Hana menemukannya. Letaknya ditengah. Botol berhenti menggelinding karena sebuah kotak berwana biru menghalanginya. Ia sedikit memiringkan kepala.
Kotak apa itu?
Hana masuk lebih dalam. Ia keluar membawa botol beserta kotak biru misterius itu. Hana menepuk baju dan tangannya yang kotor dengan debu, membersihkan botol itu lalu diletakan kembali ke tempatnya semula.
Kotak berukuran sedang itu tidak berat. Tutup atasnya berdebu, menandakan kotak itu memang tidak tersentuh sejak berada di sana.
Hana tidak ingat sama sekali kotak misterius ini. Daya ingatnya memang buruk. Hana sudah tinggal di apartemen ini sekitar 3 tahun lebih namun ia tidak pernah merasa mempunyai kotak ini.
Dengan ragu Hana membuka penutup kotak itu. Ia membeku beberapa saat melihat isinya.
Didalamnya terdapat dua buku. Satu buku dengan sampul kulit coklat dan kunci magnet, seperti buku diary. Satu lagi buku lebar dengan sampul bergambar note balok. Tidak hanya itu, ada beberapa lembar polaroid dan satu kotak kayu kecil.

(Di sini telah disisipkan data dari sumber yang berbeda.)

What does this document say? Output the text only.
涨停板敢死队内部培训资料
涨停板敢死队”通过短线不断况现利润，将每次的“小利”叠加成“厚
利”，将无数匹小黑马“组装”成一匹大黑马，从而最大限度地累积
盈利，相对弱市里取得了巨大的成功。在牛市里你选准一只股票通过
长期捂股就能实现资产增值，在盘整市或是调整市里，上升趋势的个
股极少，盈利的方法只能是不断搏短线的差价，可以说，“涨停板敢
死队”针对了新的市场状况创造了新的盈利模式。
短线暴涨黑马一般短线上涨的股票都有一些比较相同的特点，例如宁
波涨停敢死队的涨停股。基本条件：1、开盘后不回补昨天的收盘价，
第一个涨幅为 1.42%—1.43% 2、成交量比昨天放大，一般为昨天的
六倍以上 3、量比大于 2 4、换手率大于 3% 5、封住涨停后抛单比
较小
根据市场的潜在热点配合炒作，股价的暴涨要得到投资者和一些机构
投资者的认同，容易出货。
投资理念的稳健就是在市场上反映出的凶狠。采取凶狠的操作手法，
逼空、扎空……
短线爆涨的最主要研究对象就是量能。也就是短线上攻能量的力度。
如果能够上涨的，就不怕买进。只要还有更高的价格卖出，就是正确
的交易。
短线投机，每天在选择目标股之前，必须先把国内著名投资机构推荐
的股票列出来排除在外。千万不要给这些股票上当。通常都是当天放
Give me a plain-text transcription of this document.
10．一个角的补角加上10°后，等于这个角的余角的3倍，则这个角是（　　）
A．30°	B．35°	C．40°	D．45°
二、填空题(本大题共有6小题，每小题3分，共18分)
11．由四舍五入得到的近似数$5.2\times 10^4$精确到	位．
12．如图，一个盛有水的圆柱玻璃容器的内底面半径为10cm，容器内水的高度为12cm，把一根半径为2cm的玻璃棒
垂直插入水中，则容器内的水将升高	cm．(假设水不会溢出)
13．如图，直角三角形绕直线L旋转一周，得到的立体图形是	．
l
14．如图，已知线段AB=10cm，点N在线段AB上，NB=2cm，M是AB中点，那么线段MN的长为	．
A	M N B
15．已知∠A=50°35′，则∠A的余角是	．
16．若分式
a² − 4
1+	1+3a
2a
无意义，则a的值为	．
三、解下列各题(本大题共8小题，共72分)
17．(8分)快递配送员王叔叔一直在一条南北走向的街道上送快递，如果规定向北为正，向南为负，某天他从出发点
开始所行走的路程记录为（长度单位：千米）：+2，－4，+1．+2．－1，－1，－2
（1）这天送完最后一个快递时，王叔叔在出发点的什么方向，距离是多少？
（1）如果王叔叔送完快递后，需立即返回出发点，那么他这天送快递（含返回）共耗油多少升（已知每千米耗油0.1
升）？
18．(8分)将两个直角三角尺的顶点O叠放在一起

Sekarang Hana ingat. Kotak ini sengaja ia letakkan bawah sana saat pertama kali tinggal di apartemen ini.
Dengan tangan bergetar Hana membuka kotak kayu. Kotak itu terlihat seperti kotak untuk cincin. Setelah dibuka ternyata isinya bukanlah cincin, melainkan gelang coklat dengan bandul kayu dan secarik surat. Bentuk gelang itu lebih mirip tali sepatu tetapi dengan bahan yang berbeda.
Hana menatap nanar isi kotak itu. Isi kepalanya kini diisi dengan semua memori yang dengan bodohnya hampir saja ia lupakan. Hana mengambil surat kecil itu, menaruh kotak kayu disampingnya.
Don't forget me, I still your best friends. ~Alice
Cairan bening meluncur begitu saja tanpa aba-aba.
Hana cepat-cepat menyeka air matanya, menaruh surat itu kembali lalu mengeluarkan gelang dengan bandul kayu kecil didua sisinya. Gelang coklat itu kini bertengger manis di pergelangan tangan kirinya.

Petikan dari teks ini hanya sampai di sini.